Aggrieved, ANPC, on behalf of its club members, filed a petition for declaratory relief
before the R TC on September 1 7, 2014, seeking to declare RMC No. 35-2012 invalid,
unjust, oppressive, confiscatory, and in violation of the due process clause of the
Constitution.
ISSUE: WON membership fees, assessment dues, and the like are subject to VAT.
RULING: NO. The Court declares as invalid the BIR's interpretation in RMC No. 35-
2012 that membership fees, assessment dues, and the like are part of "the gross
receipts of recreational clubs" that are "subject to VAT.
Section 105. Persons Liable. - Any person who, in the course of trade or business, sells,
barters, exchanges, leases goods or properties, renders services, and any person who
imports goods shall be subject to the value-added tax (VAT) imposed in Sections 106 to
108 of this Code.
The value-added tax is an indirect tax and the amount of tax may be shifted or passed
on to the buyer, transferee or lessee of the goods, properties or services. This rule shall
likewise apply to existing contracts of sale or lease of goods, properties or services at
the time of the effectivity of Republic Act No. 7716.

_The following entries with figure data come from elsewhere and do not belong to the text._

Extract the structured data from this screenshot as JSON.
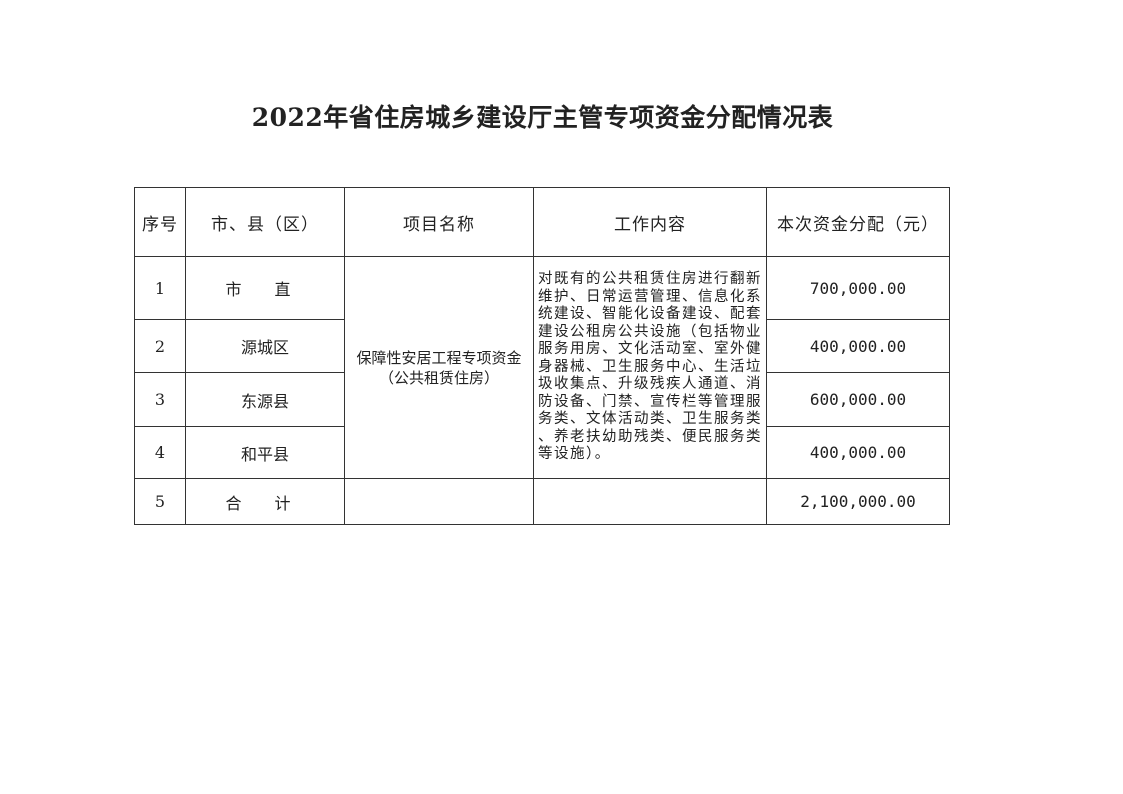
{
  "title": "2022年省住房城乡建设厅主管专项资金分配情况表",
  "headers": [
    "序号",
    "市、县（区）",
    "项目名称",
    "工作内容",
    "本次资金分配（元）"
  ],
  "project_name": [
    "保障性安居工程专项资金",
    "（公共租赁住房）"
  ],
  "work_content": [
    "对既有的公共租赁住房进行翻新",
    "维护、日常运营管理、信息化系",
    "统建设、智能化设备建设、配套",
    "建设公租房公共设施（包括物业",
    "服务用房、文化活动室、室外健",
    "身器械、卫生服务中心、生活垃",
    "圾收集点、升级残疾人通道、消",
    "防设备、门禁、宣传栏等管理服",
    "务类、文体活动类、卫生服务类",
    "、养老扶幼助残类、便民服务类",
    "等设施）。"
  ],
  "rows": [
    {
      "no": "1",
      "area": "市 直",
      "amount": "700,000.00"
    },
    {
      "no": "2",
      "area": "源城区",
      "amount": "400,000.00"
    },
    {
      "no": "3",
      "area": "东源县",
      "amount": "600,000.00"
    },
    {
      "no": "4",
      "area": "和平县",
      "amount": "400,000.00"
    }
  ],
  "total": {
    "no": "5",
    "area": "合 计",
    "amount": "2,100,000.00"
  }
}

The phrase "in the course of trade or business" means the regular conduct or pursuit of
a commercial or an economic activity, including transactions incidental thereto, by any
person regardless of whether or not the person engaged therein is a nonstock, nonprofit
private organization (irrespective of the disposition of its net income and whether or not
it sells exclusively to members or their guests), or government entity.
The rule of regularity, to the contrary notwithstanding, services as defined in this Code
rendered in the Philippines by nonresident foreign persons shall be considered as being
rendered in the course of trade or business. (Emphases supplied).
As ANPC aptly pointed out, membership fees, assessment dues, and the like are not
subject to VAT because in collecting such fees, the club is not selling its service to the
members. Conversely, the members are not buying services from the club when dues
are paid; hence, there is no economic or commercial activity to speak of as these dues
are devoted for the operations/maintenance of the facilities of the organization.64 As
such, there could be no "sale, barter or exchange of goods or properties, or sale of a
service" to speak of, which would then be subject to VAT under the 1997 NIRC.